Currently, the ball is in government's court to ensure that rupee stays within 58-60/USD and prevent extended weakness beyond 60/USD at his stage, said Moses Harding of IndusInd Bank.
The rupee almost dived to 60 against the dollar on Thursday, but aggressive action from Reserve Bank of India (RBI) helped it close at 59.57/USD, which was a positive takeaway said, Moses Harding, Head of ALCO and Economic & Market Research, IndusInd Bank.
However, given the weak fundamentals, the rupee may continue to be under pressure due to global weakness both in bond and equity markets, he cautioned.
"Currently, the ball is in government's court to ensure that rupee stays within 58-60/USD and prevent extended weakness beyond 60/USD at his stage.I would continue to watch 59.60/USD range play," he told CNBC-TV18.
Below is the verbatim transcript of his interview on CNBC-TV18
Q: Another day of weakness across the emerging market currencies, they are down between 1.5-2.5 percent, (a) are you sensing any kind of panic which might result in the rupee being perhaps oversold in today’s trade and (b) what are the key levels that one could watch out for?

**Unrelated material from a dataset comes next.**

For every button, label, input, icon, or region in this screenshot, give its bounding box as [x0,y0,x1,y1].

A: It was an aggressive Reserve Bank of India (RBI) that prevented posting of rupee low above 60/USD. The good thing was that RBI ensured that the rupee close was be well below 60/USD, at 59.50/USD ,so that any kind of gap up on the USD/INR driven by non-deliverable forwards (NDF) play does not overshoot 60/USD. So that was the positive takeaway yesterday.
Having said that the fundamentals continue to remain weak, there is lot of pent up demand and post Federal Open Market Committee (FOMC) statement, two structural reality have come into play; one, we cannot get sufficient foreign institutional investors (FIIs) support to finance current account deficit (CAD) and two, monetary policy support will not be available to growth. The only positive takeaway is a sharp reversal in the commodity prices.

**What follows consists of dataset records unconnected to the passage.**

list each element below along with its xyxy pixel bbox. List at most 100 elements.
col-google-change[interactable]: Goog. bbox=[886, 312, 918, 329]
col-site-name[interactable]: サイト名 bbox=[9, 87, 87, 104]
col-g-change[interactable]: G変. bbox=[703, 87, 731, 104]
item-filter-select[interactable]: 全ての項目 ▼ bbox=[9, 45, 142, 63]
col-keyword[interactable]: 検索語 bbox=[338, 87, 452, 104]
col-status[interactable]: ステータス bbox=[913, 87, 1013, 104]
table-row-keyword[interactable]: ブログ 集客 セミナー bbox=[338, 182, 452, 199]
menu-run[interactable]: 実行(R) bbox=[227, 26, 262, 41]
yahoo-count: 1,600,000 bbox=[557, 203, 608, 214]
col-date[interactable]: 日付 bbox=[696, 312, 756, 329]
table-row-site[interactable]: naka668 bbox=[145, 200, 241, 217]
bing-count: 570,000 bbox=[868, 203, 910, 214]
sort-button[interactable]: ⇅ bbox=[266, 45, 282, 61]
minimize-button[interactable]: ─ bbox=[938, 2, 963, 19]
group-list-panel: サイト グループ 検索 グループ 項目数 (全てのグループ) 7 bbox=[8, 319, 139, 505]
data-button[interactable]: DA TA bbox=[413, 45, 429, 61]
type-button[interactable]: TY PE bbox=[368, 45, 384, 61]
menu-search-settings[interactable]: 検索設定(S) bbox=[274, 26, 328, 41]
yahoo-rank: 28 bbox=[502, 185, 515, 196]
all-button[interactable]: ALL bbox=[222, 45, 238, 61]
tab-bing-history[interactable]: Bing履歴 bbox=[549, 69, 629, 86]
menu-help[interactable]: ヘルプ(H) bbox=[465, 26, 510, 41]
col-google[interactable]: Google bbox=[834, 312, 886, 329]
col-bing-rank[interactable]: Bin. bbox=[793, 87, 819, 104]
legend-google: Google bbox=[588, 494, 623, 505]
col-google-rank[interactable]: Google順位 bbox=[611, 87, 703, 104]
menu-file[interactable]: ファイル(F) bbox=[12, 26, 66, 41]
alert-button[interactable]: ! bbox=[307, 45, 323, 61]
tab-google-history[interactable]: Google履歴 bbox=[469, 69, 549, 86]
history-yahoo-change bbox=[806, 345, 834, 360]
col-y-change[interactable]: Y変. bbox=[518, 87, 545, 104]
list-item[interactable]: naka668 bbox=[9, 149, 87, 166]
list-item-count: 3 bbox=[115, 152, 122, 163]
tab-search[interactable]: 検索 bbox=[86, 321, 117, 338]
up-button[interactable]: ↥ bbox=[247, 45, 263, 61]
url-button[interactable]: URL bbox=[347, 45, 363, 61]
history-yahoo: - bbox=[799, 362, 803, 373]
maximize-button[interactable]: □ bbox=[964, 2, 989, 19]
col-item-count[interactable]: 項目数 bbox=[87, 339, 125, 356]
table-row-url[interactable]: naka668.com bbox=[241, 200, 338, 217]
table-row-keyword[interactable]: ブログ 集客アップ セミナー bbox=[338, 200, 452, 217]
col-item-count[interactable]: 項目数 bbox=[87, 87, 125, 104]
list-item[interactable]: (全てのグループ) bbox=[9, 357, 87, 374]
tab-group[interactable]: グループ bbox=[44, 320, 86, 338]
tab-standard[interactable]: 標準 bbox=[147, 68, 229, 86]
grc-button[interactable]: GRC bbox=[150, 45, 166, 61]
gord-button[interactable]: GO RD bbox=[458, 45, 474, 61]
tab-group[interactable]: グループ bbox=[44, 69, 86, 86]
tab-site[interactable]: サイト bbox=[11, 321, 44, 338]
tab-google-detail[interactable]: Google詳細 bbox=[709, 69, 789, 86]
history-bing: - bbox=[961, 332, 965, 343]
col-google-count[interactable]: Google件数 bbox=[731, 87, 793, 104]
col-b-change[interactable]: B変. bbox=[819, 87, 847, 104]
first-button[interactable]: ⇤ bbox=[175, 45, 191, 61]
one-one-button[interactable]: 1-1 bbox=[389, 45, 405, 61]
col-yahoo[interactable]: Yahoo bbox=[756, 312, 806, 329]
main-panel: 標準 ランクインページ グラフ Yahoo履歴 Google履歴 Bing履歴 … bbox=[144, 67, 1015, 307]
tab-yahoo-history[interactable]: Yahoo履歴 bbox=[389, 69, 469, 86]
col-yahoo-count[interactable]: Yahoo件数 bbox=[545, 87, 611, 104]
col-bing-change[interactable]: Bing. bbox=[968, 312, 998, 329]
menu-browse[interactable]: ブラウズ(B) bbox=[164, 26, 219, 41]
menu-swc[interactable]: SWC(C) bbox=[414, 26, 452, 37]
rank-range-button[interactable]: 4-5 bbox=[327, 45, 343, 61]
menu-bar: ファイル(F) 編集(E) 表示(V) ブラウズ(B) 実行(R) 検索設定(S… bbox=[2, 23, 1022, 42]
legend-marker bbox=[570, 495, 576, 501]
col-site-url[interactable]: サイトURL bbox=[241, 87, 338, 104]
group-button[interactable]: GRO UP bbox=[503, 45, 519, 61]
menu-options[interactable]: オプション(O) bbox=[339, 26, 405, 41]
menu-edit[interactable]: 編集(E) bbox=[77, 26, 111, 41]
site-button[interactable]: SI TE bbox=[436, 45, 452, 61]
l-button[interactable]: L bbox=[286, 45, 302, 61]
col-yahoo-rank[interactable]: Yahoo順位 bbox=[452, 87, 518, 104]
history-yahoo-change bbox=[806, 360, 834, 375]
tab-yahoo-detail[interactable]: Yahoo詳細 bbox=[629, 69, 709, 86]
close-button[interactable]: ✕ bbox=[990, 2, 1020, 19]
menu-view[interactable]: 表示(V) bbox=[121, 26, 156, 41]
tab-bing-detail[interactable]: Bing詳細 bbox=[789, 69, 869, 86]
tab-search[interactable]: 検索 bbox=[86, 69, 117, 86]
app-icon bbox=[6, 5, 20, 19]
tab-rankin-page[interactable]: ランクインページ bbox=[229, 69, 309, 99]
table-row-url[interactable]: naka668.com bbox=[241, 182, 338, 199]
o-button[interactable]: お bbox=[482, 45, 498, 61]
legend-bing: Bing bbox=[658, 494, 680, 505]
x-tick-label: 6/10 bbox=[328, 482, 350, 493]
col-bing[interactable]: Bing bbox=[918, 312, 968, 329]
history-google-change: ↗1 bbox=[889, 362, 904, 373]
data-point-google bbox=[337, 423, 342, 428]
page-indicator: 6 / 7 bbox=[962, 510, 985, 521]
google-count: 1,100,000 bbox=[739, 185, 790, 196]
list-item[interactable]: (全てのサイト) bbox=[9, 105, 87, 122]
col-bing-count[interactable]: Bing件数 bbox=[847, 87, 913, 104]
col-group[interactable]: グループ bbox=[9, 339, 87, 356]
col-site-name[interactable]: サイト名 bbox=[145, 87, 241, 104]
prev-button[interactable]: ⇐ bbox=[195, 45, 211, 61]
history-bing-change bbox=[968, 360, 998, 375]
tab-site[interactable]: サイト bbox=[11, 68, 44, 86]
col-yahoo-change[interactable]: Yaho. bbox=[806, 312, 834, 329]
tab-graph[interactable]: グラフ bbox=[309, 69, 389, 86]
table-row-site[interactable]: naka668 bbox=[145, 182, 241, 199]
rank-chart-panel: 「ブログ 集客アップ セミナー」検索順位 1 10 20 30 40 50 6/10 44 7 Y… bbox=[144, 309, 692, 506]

Therefore, rupee will continue to be under pressure due to global weakness both in the bond and equity market. Our government cannot be dependent on the supply to support growth, to support rupee. They need to come out with strong credible measures, so that the sentiment and confidence of the stakeholders improves significantly.
Q: So for the day if we do breach 60 to the dollar level then what level would you be watching out for? Yesterday, government did make noises about many steps to curb the volatility in the rupee and even if they do announce it, do you think it will be of any help or will it continue to be dictated by the way global currencies are moving?

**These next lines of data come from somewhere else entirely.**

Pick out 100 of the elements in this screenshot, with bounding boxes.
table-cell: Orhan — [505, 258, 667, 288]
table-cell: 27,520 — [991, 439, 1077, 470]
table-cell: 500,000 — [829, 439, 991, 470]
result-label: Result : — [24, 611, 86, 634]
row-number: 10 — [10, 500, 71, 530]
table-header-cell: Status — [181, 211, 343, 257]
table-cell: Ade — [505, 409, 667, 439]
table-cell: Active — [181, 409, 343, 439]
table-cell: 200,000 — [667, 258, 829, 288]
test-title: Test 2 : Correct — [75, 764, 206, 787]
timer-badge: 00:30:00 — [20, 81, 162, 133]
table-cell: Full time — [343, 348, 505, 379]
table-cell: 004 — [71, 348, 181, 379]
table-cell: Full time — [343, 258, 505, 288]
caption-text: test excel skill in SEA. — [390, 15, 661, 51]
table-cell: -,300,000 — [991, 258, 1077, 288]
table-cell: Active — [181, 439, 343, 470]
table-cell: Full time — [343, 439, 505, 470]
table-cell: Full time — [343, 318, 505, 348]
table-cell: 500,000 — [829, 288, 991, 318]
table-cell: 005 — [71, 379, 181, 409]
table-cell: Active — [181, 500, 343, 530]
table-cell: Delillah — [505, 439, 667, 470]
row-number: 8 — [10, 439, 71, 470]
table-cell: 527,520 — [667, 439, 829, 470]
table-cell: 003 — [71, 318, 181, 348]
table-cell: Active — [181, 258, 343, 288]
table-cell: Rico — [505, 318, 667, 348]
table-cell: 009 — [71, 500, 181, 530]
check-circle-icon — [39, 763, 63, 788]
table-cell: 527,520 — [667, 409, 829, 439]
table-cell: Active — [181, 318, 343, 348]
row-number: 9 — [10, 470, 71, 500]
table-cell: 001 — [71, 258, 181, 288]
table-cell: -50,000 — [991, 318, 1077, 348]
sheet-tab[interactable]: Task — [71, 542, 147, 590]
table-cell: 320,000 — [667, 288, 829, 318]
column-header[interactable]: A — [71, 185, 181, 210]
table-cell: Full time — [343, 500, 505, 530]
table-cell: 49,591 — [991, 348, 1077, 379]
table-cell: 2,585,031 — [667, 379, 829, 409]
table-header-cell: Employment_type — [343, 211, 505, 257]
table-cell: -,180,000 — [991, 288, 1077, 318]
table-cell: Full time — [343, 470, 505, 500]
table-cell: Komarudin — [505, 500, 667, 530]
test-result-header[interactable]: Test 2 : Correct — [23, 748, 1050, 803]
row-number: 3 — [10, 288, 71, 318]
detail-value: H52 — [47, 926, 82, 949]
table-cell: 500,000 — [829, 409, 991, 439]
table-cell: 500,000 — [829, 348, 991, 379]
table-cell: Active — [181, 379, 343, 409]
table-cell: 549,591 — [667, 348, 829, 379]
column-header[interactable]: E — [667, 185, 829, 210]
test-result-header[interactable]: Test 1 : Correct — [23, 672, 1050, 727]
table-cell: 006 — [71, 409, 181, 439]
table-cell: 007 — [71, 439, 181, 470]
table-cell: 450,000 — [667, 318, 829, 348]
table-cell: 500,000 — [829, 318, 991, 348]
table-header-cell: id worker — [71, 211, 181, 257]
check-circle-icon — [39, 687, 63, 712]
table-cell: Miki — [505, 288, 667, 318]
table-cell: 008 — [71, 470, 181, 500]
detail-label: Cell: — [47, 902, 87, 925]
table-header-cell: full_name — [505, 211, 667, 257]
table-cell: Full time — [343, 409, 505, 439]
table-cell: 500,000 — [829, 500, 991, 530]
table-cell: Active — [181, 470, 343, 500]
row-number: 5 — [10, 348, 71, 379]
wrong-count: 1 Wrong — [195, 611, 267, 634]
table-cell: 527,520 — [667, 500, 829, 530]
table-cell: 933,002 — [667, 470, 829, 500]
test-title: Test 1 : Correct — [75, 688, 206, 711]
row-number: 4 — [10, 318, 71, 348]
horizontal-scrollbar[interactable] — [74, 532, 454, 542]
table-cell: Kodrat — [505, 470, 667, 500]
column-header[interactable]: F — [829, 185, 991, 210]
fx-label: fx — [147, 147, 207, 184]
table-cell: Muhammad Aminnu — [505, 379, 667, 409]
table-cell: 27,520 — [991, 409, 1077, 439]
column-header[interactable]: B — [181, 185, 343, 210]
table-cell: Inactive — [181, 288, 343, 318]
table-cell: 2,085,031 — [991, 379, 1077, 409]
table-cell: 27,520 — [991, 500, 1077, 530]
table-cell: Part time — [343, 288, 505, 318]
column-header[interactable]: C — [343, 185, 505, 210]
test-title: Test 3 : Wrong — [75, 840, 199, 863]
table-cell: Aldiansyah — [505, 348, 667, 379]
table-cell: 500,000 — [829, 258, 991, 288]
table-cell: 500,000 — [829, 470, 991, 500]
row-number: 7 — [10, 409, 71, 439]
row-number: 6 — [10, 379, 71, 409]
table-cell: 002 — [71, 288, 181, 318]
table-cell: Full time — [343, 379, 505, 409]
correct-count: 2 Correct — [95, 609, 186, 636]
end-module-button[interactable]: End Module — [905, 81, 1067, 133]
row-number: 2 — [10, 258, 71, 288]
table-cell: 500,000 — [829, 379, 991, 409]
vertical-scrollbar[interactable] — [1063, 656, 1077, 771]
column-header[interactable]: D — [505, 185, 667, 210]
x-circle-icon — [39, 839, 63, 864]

A: I would continue to watch 59.60 /USD range play. Government continues to make noises but nothing is getting converted into execution but if they do something credible then we will see a rupee recovery to 58/USD. However, if there is any kind of disappointment and if that triggers a sell-off in equity markets like a combination of pullout of FIIs from debt and equity then that will put rupee under tremendous pressure and we may get into a 60-62/USD kind of range.
So, the ball is in the government’s court to ensure that rupee stays within 58-60/USD till fresh factors emerge. We look up to the government to prevent extended weakness beyond 60/USD at this stage.